Shakti Global perspectives: U.S
Shakti perspectives: Vaidehi
The access to mental health resources is limited as is for even majority ethnic populations. When it comes to South Asians the access to resources and even the desire to seek help is
even more limited due to stigma. Too many individuals feel that their mental health isn’t something worth being prioritized because that is how the majority of previous generations have tackled mental health.
All these reasons are why advocating and supporting the South Asian community is extremely important, representation for the South Asian community in mental health MATTERS. I advocate by speaking out and being active in my community. I think that the one way to
change the narrative for South Asians is to take up space. I’m involved in many different
South Asian mental health non profits, all in leadership positions which gives me the ability to impact other South Asians living here in America. One of my biggest accomplishments so far has been the work I’ve done with Harvard Medical School and
McLean Hospital in Boston, Massachusetts. For the past two years, I’ve been able to share my story through the 'Deconstructing Stigma' campaign, in which participants are
given the opportunity to tell their own experiences with mental health.
I’ve been able to share my story at the Exploring Brain and Mental Health conference in India at the
Nehru Science Center, and became the face of the campaign in McLean’s yearly magazine 'Writing the Future' and am now displayed in Boston Logan International
Airport as one of the faces representing the campaign. I am the second South Asian to participate in the campaign and the only one currently pictured at Boston Airport.
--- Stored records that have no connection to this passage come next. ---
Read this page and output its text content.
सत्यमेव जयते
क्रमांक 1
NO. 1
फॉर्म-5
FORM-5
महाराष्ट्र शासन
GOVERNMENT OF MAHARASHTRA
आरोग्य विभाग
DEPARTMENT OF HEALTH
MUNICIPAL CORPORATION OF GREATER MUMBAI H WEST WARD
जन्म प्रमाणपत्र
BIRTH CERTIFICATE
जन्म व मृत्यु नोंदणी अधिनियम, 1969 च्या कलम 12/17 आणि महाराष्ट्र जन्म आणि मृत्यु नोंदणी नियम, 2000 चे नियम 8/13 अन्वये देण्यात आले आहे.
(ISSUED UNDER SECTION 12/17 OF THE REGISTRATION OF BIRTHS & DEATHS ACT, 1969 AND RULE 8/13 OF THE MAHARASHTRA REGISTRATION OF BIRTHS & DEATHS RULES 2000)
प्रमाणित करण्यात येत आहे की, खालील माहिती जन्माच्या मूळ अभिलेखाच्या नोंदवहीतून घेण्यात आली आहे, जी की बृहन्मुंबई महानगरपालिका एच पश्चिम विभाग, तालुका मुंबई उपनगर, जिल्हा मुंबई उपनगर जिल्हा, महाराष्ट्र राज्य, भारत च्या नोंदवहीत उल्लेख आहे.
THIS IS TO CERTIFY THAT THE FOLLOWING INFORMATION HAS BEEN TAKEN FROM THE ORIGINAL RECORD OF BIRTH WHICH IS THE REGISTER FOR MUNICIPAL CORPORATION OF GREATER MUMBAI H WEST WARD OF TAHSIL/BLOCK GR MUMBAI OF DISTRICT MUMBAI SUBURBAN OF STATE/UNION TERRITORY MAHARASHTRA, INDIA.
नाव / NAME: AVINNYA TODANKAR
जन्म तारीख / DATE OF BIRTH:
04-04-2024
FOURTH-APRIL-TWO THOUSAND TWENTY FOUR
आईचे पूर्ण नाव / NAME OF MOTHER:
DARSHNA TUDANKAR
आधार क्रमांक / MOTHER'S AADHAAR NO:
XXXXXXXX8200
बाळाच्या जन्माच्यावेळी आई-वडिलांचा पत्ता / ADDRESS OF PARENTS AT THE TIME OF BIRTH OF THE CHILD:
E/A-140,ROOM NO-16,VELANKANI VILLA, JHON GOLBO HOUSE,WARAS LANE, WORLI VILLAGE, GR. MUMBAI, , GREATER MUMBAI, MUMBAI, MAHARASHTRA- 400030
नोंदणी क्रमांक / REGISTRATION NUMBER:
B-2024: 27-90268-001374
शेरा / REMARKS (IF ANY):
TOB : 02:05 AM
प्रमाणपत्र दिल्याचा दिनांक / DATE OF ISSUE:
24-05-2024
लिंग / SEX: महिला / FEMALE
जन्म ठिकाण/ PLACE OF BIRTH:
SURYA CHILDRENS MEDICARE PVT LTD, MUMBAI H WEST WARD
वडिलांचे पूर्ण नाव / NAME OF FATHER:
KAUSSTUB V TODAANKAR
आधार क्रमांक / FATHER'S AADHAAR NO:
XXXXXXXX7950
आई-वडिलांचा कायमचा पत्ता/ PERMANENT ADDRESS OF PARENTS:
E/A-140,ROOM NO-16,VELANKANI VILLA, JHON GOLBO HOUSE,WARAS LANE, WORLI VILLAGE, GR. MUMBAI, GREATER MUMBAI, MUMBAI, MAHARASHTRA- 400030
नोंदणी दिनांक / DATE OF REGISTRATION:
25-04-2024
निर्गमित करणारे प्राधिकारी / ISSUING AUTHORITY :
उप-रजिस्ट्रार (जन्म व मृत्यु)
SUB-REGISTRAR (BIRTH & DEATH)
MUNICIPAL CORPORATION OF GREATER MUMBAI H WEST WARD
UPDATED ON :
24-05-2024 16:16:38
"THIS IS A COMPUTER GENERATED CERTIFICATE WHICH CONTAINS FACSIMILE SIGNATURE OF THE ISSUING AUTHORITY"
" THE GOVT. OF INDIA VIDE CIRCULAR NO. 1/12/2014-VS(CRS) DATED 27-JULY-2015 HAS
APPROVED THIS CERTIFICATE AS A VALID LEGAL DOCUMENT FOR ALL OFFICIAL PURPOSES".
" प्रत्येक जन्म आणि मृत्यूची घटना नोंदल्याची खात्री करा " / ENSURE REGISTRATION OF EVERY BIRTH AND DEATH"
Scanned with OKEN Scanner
Over the course of the past decade (in total), I’ve dealt with depression, anxiety, and
anorexia, and survived an assault. I’ve struggled a lot with my mental health over the past seven or so years. In the beginning it was primarily just negative feelings associated with self-esteem and worth, and a great deal of isolation. It escalated even
further after my freshman year of college, and it went downhill for a long time before it started to even remotely improve. South Asian culture and upbringing can contribute so
much to trauma, and for me I think that’s where many of my mental health issues
My safe space has always been my world of writing, which is interesting because it’s become my side hustle. Writing in the beginning was just a hobby for me, or something I
only did when I wasn’t either crying or sleeping. But after all these years, it’s turned into so much more for me and has amplified my voice around the world. The best advice I can give to people is a phrase I recently came up with. While there is togetherness in loneliness, there is togetherness in healing. By that I mean that while so
many of us are lonely, we can find solace in the fact that we’re all bound by healing.
Besides writing, I’ve taken every opportunity I can to actively speak about mental health.
I’ve been a guest on Radio Mirchi twice now, and have also been on various podcasts
talking about South Asian mental health as well. I also take every opportunity I get to be
interviewed about issues relating to mental health, and was recently featured on Yahoo Lifestyle talking about the stigma associated with mental health in the South Asian
community. I also use my personal social media to talk about current event issues and just overall shed light on things that are going on in today’s society.